Treasury puts Penfolds in prime position

Treasury Wine's announcement of a change to the marketing of its flagship brand Penfolds is a clever strategy that will shift the market's focus to the latent value in its luxury and masstige portfolio.

It may appear incongruous that the sharemarket’s initial response to Treasury Wine Estate’s latest bout of impairment charges was to mark up the group’s share price. That may be related to reports of a lengthening queue of potential bidders, but it’s also possible that the market was relieved by what wasn’t in the announcement.

Even though Treasury has previously lowered its guidance for its earnings before interest, tax and SGARA (the industry’s treatment of inventories) this financial year by $40 million, its ability to meet the revised range of $190m to $210m has been severely questioned and new chief executive Michael Clarke has studiously avoided committing to it.

As the end of the financial year nears, it would have made sense for Treasury to disclose any downgrade of its earnings with the announcement of the $260m of non-cash impairment charges. It didn’t, so the obvious assumption is that it is on track to deliver something close to or within the foreshadowed range.

If that is the case, Kohlberg Kravis Roberts, the giant private equity firm that approached Treasury in April with a proposal for a $4.70 a share scheme of arrangement offer, would be disappointed. Another downgrade of earnings for this financial year would make Treasury more vulnerable.

KKR might also be concerned about reports that a host of other parties are running the numbers on a bid for Treasury. However, in the near term, the traction Clarke appears to have gained both within the business and the market is probably the biggest obstacle to a successful offer.

Clarke, in the role for less than three months, has hit the ground running. Last month he announced plans to take $35m out of the group’s cost base in the 2014-15 financial year; today he announced a fundamental change in the way Treasury sells its flagship Penfolds brand.

Traditionally Treasury has released its Penfolds wines in the final quarter of the financial year, creating considerable pressure for the group to offload its inventories by offering discounts or extended credit terms in order to book the revenue before the end of the financial year.

As Clarke indicated today, that’s not the way to treat an iconic brand with respect. It’s also not the way to maximise the value of the releases.

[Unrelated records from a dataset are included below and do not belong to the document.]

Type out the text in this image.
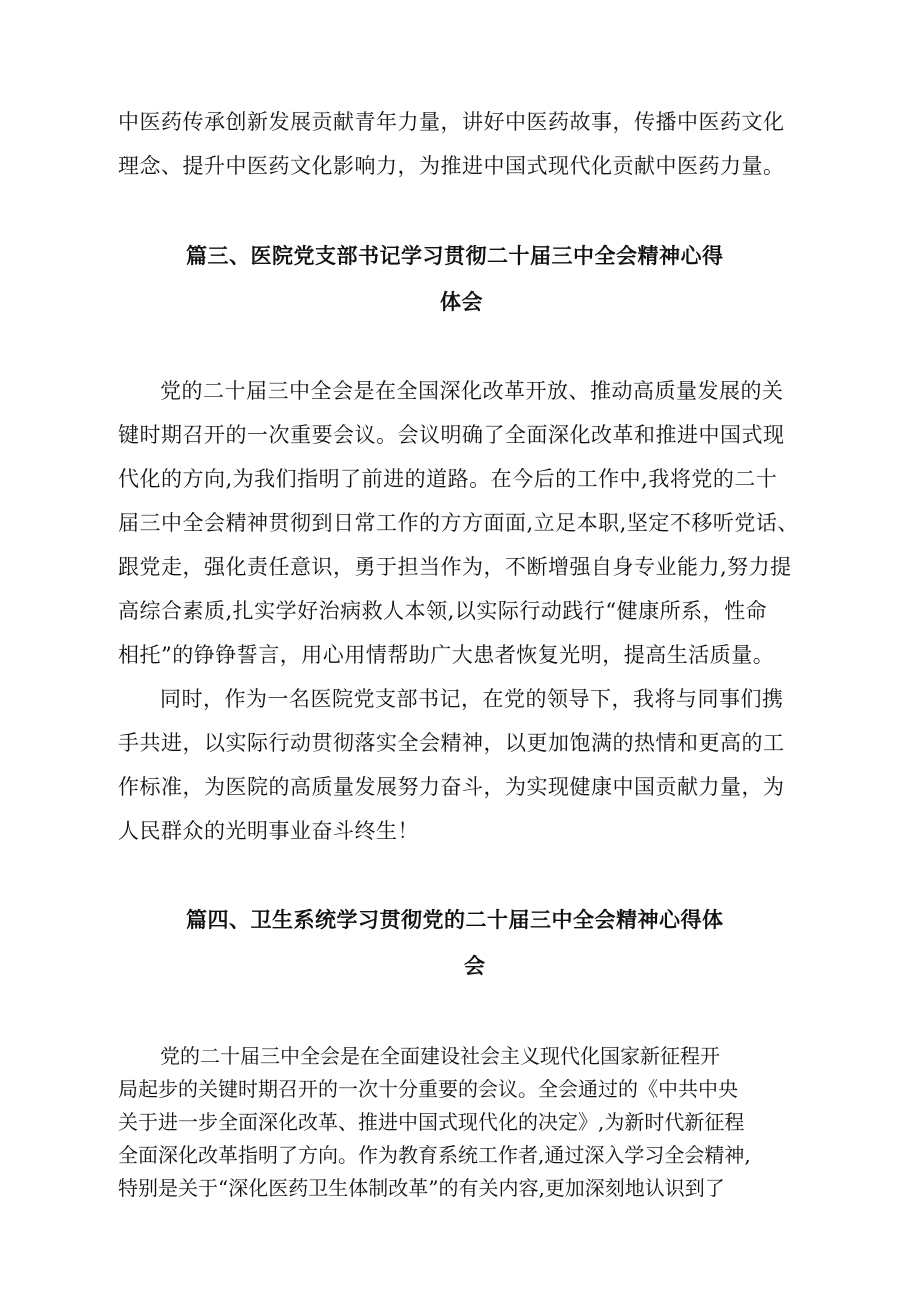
中医药传承创新发展贡献青年力量，讲好中医药故事，传播中医药文化
理念、提升中医药文化影响力，为推进中国式现代化贡献中医药力量。
篇三、医院党支部书记学习贯彻二十届三中全会精神心得
体会
党的二十届三中全会是在全国深化改革开放、推动高质量发展的关
键时期召开的一次重要会议。会议明确了全面深化改革和推进中国式现
代化的方向,为我们指明了前进的道路。在今后的工作中,我将党的二十
届三中全会精神贯彻到日常工作的方方面面,立足本职,坚定不移听党话、
跟党走，强化责任意识，勇于担当作为，不断增强自身专业能力,努力提
高综合素质,扎实学好治病救人本领,以实际行动践行“健康所系，性命
相托”的铮铮誓言，用心用情帮助广大患者恢复光明，提高生活质量。
同时，作为一名医院党支部书记，在党的领导下，我将与同事们携
手共进，以实际行动贯彻落实全会精神，以更加饱满的热情和更高的工
作标准，为医院的高质量发展努力奋斗，为实现健康中国贡献力量，为
人民群众的光明事业奋斗终生！
篇四、卫生系统学习贯彻党的二十届三中全会精神心得体
会
党的二十届三中全会是在全面建设社会主义现代化国家新征程开
局起步的关键时期召开的一次十分重要的会议。全会通过的《中共中央
关于进一步全面深化改革、推进中国式现代化的决定》,为新时代新征程
全面深化改革指明了方向。作为教育系统工作者,通过深入学习全会精神,
特别是关于“深化医药卫生体制改革”的有关内容,更加深刻地认识到了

Treasury is now going to move the release date for Penfolds to October, starting this year. As he said, that will give the group a longer selling period, reduce the pressure to sell the wine ahead of an artificial deadline and make more of the wine available for key festive periods like Thanksgiving in the US, Christmas, New Year and Chinese New Year.

It might also improve Treasury’s negotiating position with distributors and retailers, and will give Treasury’s first-half earnings an extra kick next year during its period of maximum vulnerability. It could buy time for Clarke to be able to demonstrate his ability to structurally improve Treasury’s performance.

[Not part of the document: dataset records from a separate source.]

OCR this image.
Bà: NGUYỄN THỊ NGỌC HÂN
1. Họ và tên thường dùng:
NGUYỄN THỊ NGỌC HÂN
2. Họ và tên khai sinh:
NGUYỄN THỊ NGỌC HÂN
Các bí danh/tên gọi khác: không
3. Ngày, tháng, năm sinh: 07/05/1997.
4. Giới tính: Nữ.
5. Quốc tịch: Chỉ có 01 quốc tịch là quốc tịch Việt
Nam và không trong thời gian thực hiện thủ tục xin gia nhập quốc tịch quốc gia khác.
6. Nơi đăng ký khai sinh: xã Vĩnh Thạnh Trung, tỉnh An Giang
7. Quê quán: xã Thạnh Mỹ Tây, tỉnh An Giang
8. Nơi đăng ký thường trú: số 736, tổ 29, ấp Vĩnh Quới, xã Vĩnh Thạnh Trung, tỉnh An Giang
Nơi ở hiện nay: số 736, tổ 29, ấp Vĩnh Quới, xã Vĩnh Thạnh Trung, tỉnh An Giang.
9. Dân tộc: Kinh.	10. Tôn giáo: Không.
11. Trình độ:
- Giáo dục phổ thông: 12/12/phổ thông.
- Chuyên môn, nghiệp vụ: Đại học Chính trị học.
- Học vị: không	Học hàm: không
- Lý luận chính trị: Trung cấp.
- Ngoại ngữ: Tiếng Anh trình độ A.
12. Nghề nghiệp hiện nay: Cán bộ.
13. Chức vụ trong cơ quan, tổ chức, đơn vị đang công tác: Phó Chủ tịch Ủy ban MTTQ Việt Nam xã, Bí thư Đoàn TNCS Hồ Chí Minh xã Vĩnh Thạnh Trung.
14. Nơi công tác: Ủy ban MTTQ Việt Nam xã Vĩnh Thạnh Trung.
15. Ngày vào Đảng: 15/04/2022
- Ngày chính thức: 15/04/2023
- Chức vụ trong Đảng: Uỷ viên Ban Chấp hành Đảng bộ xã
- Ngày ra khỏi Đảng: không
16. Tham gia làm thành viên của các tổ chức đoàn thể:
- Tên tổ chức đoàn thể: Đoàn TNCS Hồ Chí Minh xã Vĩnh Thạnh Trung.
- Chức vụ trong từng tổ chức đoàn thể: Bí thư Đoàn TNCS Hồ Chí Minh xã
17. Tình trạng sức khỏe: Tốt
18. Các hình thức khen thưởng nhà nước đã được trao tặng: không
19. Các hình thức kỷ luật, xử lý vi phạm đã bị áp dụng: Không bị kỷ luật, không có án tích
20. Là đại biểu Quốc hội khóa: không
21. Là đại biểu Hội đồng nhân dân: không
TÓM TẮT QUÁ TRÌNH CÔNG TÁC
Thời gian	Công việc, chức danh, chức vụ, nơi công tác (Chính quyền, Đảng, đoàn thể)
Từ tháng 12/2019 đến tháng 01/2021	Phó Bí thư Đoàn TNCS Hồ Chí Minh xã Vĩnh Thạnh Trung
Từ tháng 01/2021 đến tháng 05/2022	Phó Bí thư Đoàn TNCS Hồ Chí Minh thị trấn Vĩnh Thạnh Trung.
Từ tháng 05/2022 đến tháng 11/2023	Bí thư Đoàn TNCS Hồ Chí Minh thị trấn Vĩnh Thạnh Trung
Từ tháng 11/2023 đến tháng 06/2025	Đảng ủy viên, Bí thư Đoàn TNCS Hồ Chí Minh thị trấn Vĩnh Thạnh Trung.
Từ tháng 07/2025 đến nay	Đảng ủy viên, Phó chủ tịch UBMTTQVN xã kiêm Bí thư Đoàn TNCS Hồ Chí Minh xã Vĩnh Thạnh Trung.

Treasury has built up a big reserve of premium non-current inventory and latent profitability that it could draw on to manage the impact of two release periods this calendar year.

To support its key brands Treasury is planning to lift its marketing spend by 50 per cent, including year-round support for Penfolds.

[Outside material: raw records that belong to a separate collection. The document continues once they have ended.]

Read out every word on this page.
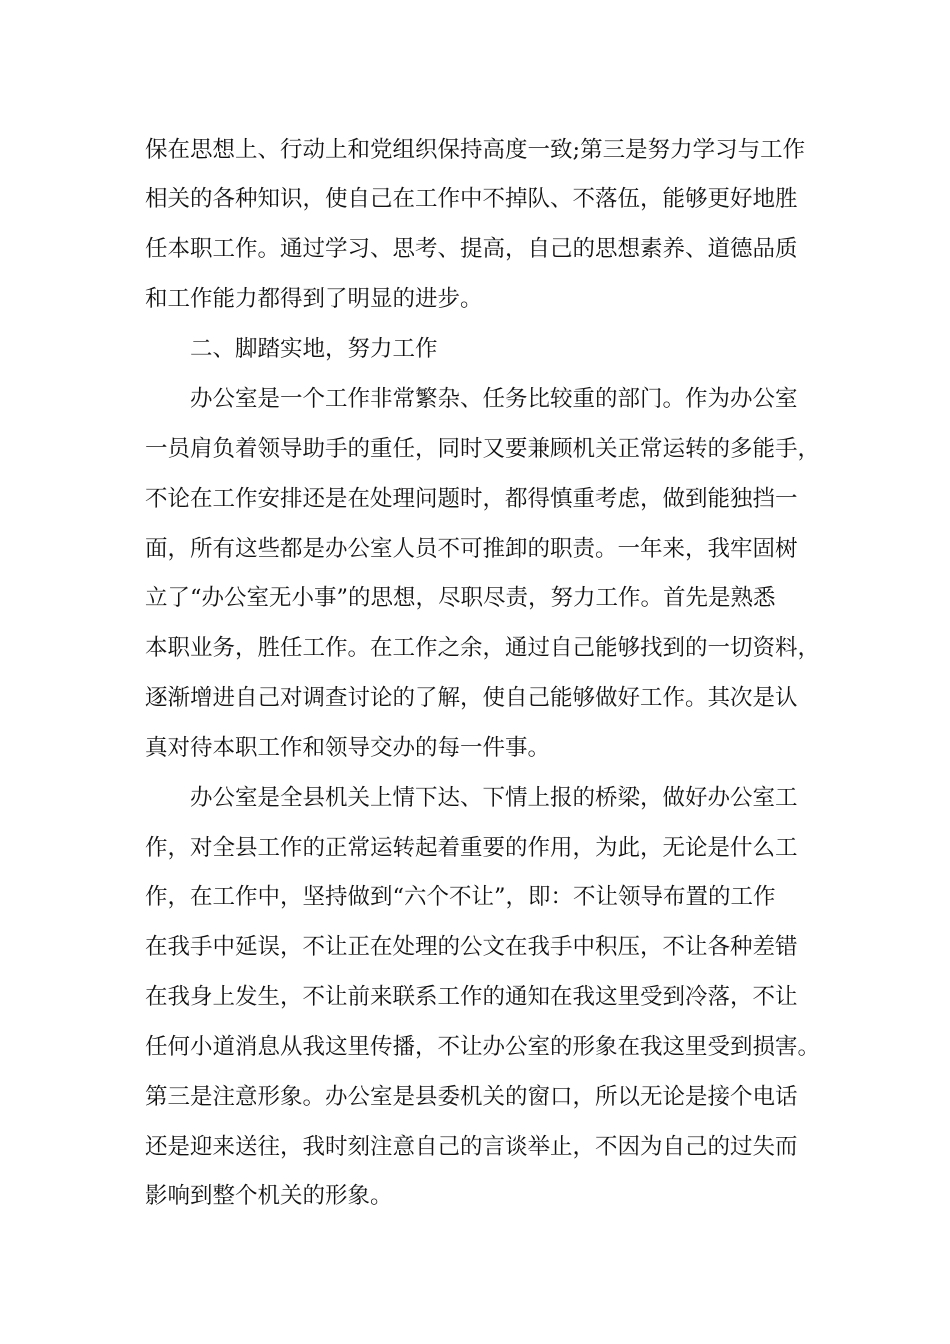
保在思想上、行动上和党组织保持高度一致;第三是努力学习与工作
相关的各种知识，使自己在工作中不掉队、不落伍，能够更好地胜
任本职工作。通过学习、思考、提高，自己的思想素养、道德品质
和工作能力都得到了明显的进步。
二、脚踏实地，努力工作
办公室是一个工作非常繁杂、任务比较重的部门。作为办公室
一员肩负着领导助手的重任，同时又要兼顾机关正常运转的多能手，
不论在工作安排还是在处理问题时，都得慎重考虑，做到能独挡一
面，所有这些都是办公室人员不可推卸的职责。一年来，我牢固树
立了“办公室无小事”的思想，尽职尽责，努力工作。首先是熟悉
本职业务，胜任工作。在工作之余，通过自己能够找到的一切资料，
逐渐增进自己对调查讨论的了解，使自己能够做好工作。其次是认
真对待本职工作和领导交办的每一件事。
办公室是全县机关上情下达、下情上报的桥梁，做好办公室工
作，对全县工作的正常运转起着重要的作用，为此，无论是什么工
作，在工作中，坚持做到“六个不让”，即：不让领导布置的工作
在我手中延误，不让正在处理的公文在我手中积压，不让各种差错
在我身上发生，不让前来联系工作的通知在我这里受到冷落，不让
任何小道消息从我这里传播，不让办公室的形象在我这里受到损害。
第三是注意形象。办公室是县委机关的窗口，所以无论是接个电话
还是迎来送往，我时刻注意自己的言谈举止，不因为自己的过失而
影响到整个机关的形象。
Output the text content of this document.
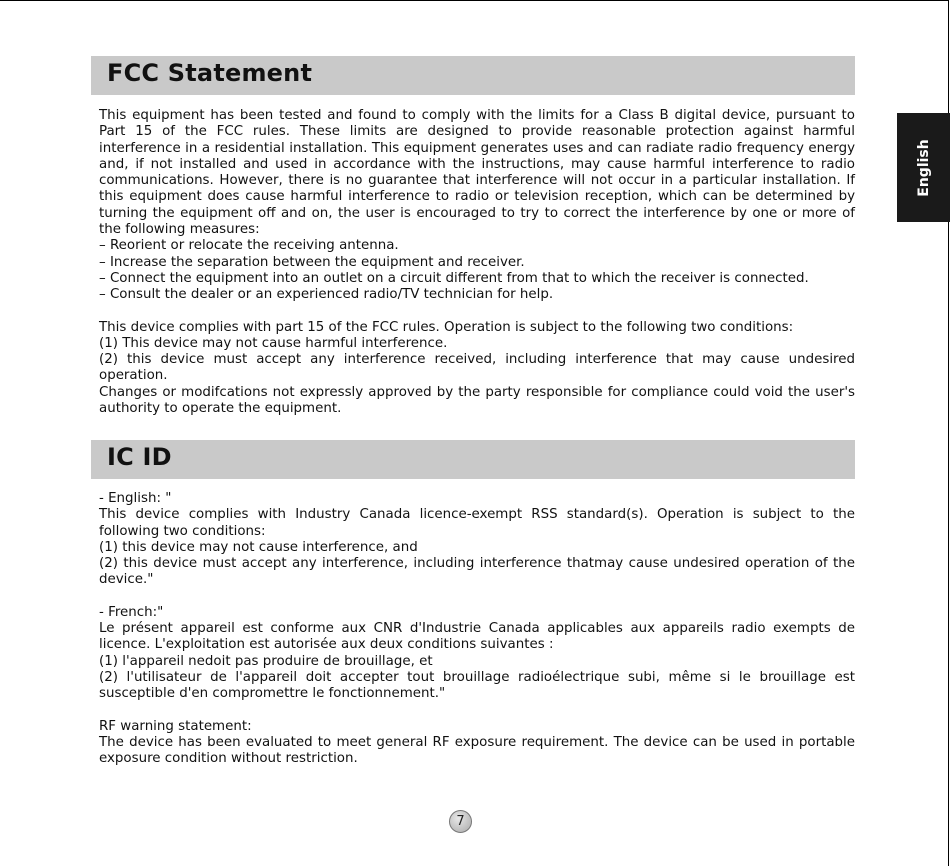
English
FCC Statement

This equipment has been tested and found to comply with the limits for a Class B digital device, pursuant to Part 15 of the FCC rules. These limits are designed to provide reasonable protection against harmful interference in a residential installation. This equipment generates uses and can radiate radio frequency energy and, if not installed and used in accordance with the instructions, may cause harmful interference to radio communications. However, there is no guarantee that interference will not occur in a particular installation. If this equipment does cause harmful interference to radio or television reception, which can be determined by turning the equipment off and on, the user is encouraged to try to correct the interference by one or more of the following measures:

– Reorient or relocate the receiving antenna.

– Increase the separation between the equipment and receiver.

– Connect the equipment into an outlet on a circuit different from that to which the receiver is connected.

– Consult the dealer or an experienced radio/TV technician for help.

This device complies with part 15 of the FCC rules. Operation is subject to the following two conditions:

(1) This device may not cause harmful interference.

(2) this device must accept any interference received, including interference that may cause undesired operation.

Changes or modifcations not expressly approved by the party responsible for compliance could void the user's authority to operate the equipment.

IC ID

- English: "

This device complies with Industry Canada licence-exempt RSS standard(s). Operation is subject to the following two conditions:

(1) this device may not cause interference, and

(2) this device must accept any interference, including interference thatmay cause undesired operation of the device."

- French:"

Le présent appareil est conforme aux CNR d'Industrie Canada applicables aux appareils radio exempts de licence. L'exploitation est autorisée aux deux conditions suivantes :

(1) l'appareil nedoit pas produire de brouillage, et

(2) l'utilisateur de l'appareil doit accepter tout brouillage radioélectrique subi, même si le brouillage est susceptible d'en compromettre le fonctionnement."

RF warning statement:

The device has been evaluated to meet general RF exposure requirement. The device can be used in portable exposure condition without restriction.

7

The impairment charges announced today relate, it said, to acquisitions made before the de-merger of Treasury from Foster’s Group and are mainly related to commercial wine brands, with a majority of the impairment charges against its US brands.

They come against the backdrop of a restructuring of Treasury’s portfolio to separate its luxury and 'masstige' portfolio from its commercial wines, which will each now be managed separately. Treasury is also separating its Asia, Europe, Middle East and African operations from its Australasian business.

The rationale for the split of commercial and premium wines is that their markets are different and require quite different focuses.

Their separation would also make it easier if, at some point in future, Clarke wanted to take the 'premiumisation' strategy he has recommitted Treasury to its logical conclusion and hive off the commercial portfolio, which has a lower growth profile and lower margins than the premium brands.

With last year’s $160m of impairments, Treasury has now carved a massive chunk out of the book value of its commercial wine portfolio, most of it in the US. The market for low-end wines is ultra-competitive and crowded and demand is volatile, whereas there is growth at the premium end and an improving supply-demand equation.

The changes Clarke announced today, including the latest impairments, will help its management and the market to focus on the value and prospects of its luxury and masstige portfolio and on the jewel within it: the Penfolds brand.

That’s an intelligent evolution in its strategy, both for the business itself and for a company targeted by actual and potential suitors, largely because of the latent value in the Penfolds brand.